Capítulo 602
Durante ese tiempo, Guadalupe había mandado a alguien a seguir los movimientos de Jairo.
Al enterarse de que esa noche había ido a Cumbres del Valle, se sintió profundamente incómoda.
Era el Día de la Candelaria.
Que no regresara ya era suficiente, pero ni siquiera le había mandado un mensaje.
Al ver que él ahora era tan cercano a Mauricio, se arrepintió de haber permitido que padre e hijo se reunieran.
Ahora él era tan frío con ella, y solo de pensar que podía ir a congraciarse con Jimena, se enfurecía todavía más.
Originalmente había querido mandar a Ramiro para hacerle pasar un mal rato a Jimena, pero Rafael se le había adelantado y había tomado sus precauciones.
Para ella, este tiempo había sido verdaderamente terrible.
Luego llamó a Mauricio, pero la llamada no se
completó.
La había bloqueado.
No hacía falta pensarlo demasiado: seguramente había sido Jimena.
Cambió de número y volvió a llamar.
Mauricio se sorprendió mucho al recibir la llamada.
—Mauricio, ¿Jairo cenó hoy en tu casa?
—Sí, acaba de irse. ¿Pasa algo?
—¿Se fue tan rápido? ¿No lo retuviste un rato más?
Mauricio dudó, sin saber cómo explicarlo.
—Le surgió algo de pronto.
Guadalupe notó que estaba mintiendo.
Parecía que Jimena no le había dado la bienvenida a Jairo.
Guadalupe no siguió preguntando.
Su tono se volvió sincero y suplicante.
—Espero que puedas hablar con Jairo.
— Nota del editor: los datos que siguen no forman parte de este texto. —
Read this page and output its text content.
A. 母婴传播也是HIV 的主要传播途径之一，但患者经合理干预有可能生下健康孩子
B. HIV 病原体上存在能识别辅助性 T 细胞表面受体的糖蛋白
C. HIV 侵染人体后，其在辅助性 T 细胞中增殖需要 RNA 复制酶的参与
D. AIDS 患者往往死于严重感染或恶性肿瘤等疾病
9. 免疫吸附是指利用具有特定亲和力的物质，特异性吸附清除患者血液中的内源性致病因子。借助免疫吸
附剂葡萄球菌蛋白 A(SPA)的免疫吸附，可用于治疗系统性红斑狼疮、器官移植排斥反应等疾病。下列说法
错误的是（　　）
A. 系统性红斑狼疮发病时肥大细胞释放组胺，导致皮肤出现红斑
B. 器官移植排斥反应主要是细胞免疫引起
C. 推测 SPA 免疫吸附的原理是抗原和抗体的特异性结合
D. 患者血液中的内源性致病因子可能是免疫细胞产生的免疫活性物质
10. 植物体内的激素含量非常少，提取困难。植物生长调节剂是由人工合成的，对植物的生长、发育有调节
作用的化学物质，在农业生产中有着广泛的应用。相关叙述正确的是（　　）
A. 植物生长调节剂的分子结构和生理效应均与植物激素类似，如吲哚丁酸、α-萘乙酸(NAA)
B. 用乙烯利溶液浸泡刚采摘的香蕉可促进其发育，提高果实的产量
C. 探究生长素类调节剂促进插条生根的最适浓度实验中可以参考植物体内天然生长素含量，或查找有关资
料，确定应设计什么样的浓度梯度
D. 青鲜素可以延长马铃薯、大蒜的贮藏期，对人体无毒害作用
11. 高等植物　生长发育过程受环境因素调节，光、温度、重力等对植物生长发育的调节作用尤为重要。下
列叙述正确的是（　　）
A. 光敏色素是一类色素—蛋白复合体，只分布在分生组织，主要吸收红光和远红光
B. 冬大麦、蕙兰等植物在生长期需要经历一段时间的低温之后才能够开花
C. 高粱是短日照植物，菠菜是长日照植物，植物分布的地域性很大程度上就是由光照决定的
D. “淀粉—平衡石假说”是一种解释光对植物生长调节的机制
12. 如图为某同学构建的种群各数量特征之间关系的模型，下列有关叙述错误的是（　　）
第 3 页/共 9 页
Yo también quiero que vuelva a mi lado. Antes, en
efecto, hice cosas equivocadas. Quiero hablar bien con él.
Mauricio estaba a punto de decir algo cuando escuchó la voz de Jimena detrás de él:
—¿Con quién estás hablando?1
***
Hasta las nueve de la noche, Sofía por fin se cansó de jugar.
Héctor la arrulló y la llevó arriba para dormir.
Julieta estaba sentada en la sala, respondiendo los mensajes del grupo.